The statement was published in to debunk alarmist claims and comments made by opposition media in Hungary upon the news of the Task Force being formed breaking.
The task of the new body is
to comply with a request from the European Union, as per the public statement by the Ministry.
On Tuesday, a decree published in the Hungarian Gazette called for a designated group of Finance Ministry workers to conduct a thorough review of public spending. Family and housing support programmes, the health care sector, public education, and major public spending projects will be the focus of the supervision. At least 10 per cent of the expenditures related to these programmes need to be thoroughly audited, according to the Gazette. The audit will be overseen by Finance Minister Mihály Varga.

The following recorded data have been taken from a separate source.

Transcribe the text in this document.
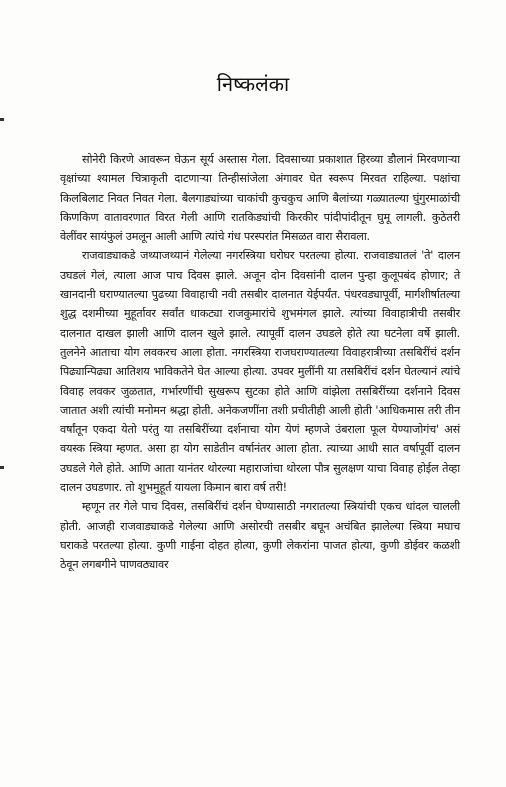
निष्कलंका

सोनेरी किरणे आवरून घेऊन सूर्य अस्तास गेला. दिवसाच्या प्रकाशात हिरव्या डौलानं मिरवणाऱ्या वृक्षांच्या श्यामल चित्राकृती दाटणाऱ्या तिन्हीसांजेला अंगावर घेत स्वरूप मिरवत राहिल्या. पक्षांचा किलबिलाट निवत निवत गेला. बैलगाड्यांच्या चाकांची कुचकुच आणि बैलांच्या गळ्यातल्या घुंगुरमाळांची किणकिण वातावरणात विरत गेली आणि रातकिड्यांची किरकीर पांदीपांदीतून घुमू लागली. कुठेतरी वेलींवर सायंफुलं उमलून आली आणि त्यांचे गंध परस्परांत मिसळत वारा सैरावला.

राजवाड्याकडे जथ्याजथ्यानं गेलेल्या नगरस्त्रिया घरोघर परतल्या होत्या. राजवाड्यातलं 'ते' दालन उघडलं गेलं, त्याला आज पाच दिवस झाले. अजून दोन दिवसांनी दालन पुन्हा कुलूपबंद होणार; ते खानदानी घराण्यातल्या पुढच्या विवाहाची नवी तसबीर दालनात येईपर्यंत. पंधरवड्यापूर्वी, मार्गशीर्षातल्या शुद्ध दशमीच्या मुहूर्तावर सर्वांत धाकट्या राजकुमारांचे शुभमंगल झाले. त्यांच्या विवाहात्रीची तसबीर दालनात दाखल झाली आणि दालन खुले झाले. त्यापूर्वी दालन उघडले होते त्या घटनेला वर्षे झाली. तुलनेने आताचा योग लवकरच आला होता. नगरस्त्रिया राजघराण्यातल्या विवाहरात्रीच्या तसबिरींचं दर्शन पिढ्यान्पिढ्या आतिशय भाविकतेने घेत आल्या होत्या. उपवर मुलींनी या तसबिरींचं दर्शन घेतल्यानं त्यांचे विवाह लवकर जुळतात, गर्भारणींची सुखरूप सुटका होते आणि वांझेला तसबिरींच्या दर्शनाने दिवस जातात अशी त्यांची मनोमन श्रद्धा होती. अनेकजणींना तशी प्रचीतीही आली होती 'आधिकमास तरी तीन वर्षांतून एकदा येतो परंतु या तसबिरींच्या दर्शनाचा योग येणं म्हणजे उंबराला फूल येण्याजोगंच' असं वयस्क स्त्रिया म्हणत. असा हा योग साडेतीन वर्षानंतर आला होता. त्याच्या आधी सात वर्षापूर्वी दालन उघडले गेले होते. आणि आता यानंतर थोरल्या महाराजांचा थोरला पौत्र सुलक्षण याचा विवाह होईल तेव्हा दालन उघडणार. तो शुभमुहूर्त यायला किमान बारा वर्ष तरी!

म्हणून तर गेले पाच दिवस, तसबिरींचं दर्शन घेण्यासाठी नगरातल्या स्त्रियांची एकच धांदल चालली होती. आजही राजवाड्याकडे गेलेल्या आणि असोरची तसबीर बघून अचंबित झालेल्या स्त्रिया मघाच घराकडे परतल्या होत्या. कुणी गाईना दोहत होत्या, कुणी लेकरांना पाजत होत्या, कुणी डोईवर कळशी ठेवून लगबगीने पाणवठ्यावर
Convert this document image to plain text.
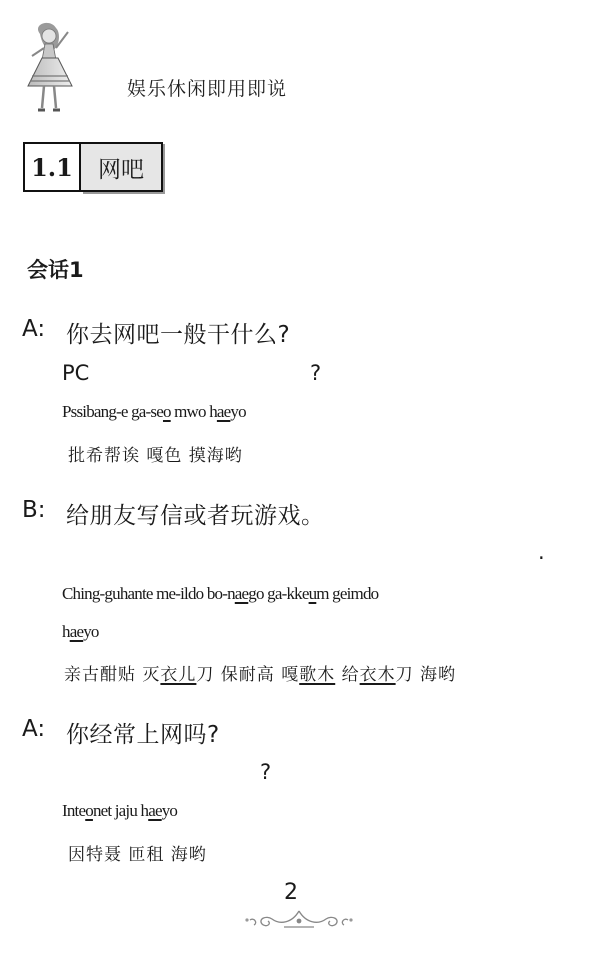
娱乐休闲即用即说
1.1	网吧
会话1
A: 你去网吧一般干什么?
PC	?
Pssibang-e ga-seo mwo haeyo
批希帮诶 嘎色 摸海哟
B: 给朋友写信或者玩游戏。
.
Ching-guhante me-ildo bo-naego ga-kkeum geimdo
haeyo
亲古酣贴 灭衣儿刀 保耐高 嘎歌木 给衣木刀 海哟
A: 你经常上网吗?
?
Inteonet jaju haeyo
因特聂 匝租 海哟
2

For further clarification, the Ministry of Finance’s press release also noted that ‘the government continues to stand by its firm decision not to comply with any requests from Brussels aiming to scrap family support or the utility price cap scheme’, and added that it is only the opposition parties and the EU who want to see austerity measures enacted in Hungary.
The statement also went on to share that the government has set a target deficit of 2.9 per cent of the GDP for 2024, and that
the national debt is expected to fall to 66.7 per cent of the annual GDP next year.
The debt-to-GDP ratio is currently at 69.8 per cent. To put these figures in perspective, it is worth noting that at the end of 2022, the combined debt of the 20 countries of the Eurozone amounted to 91.6 of their combined gross domestic product. Some individual countries, such as Greece, Italy, or Spain, have a debt-to-GDP ratio which is higher than 100 per cent.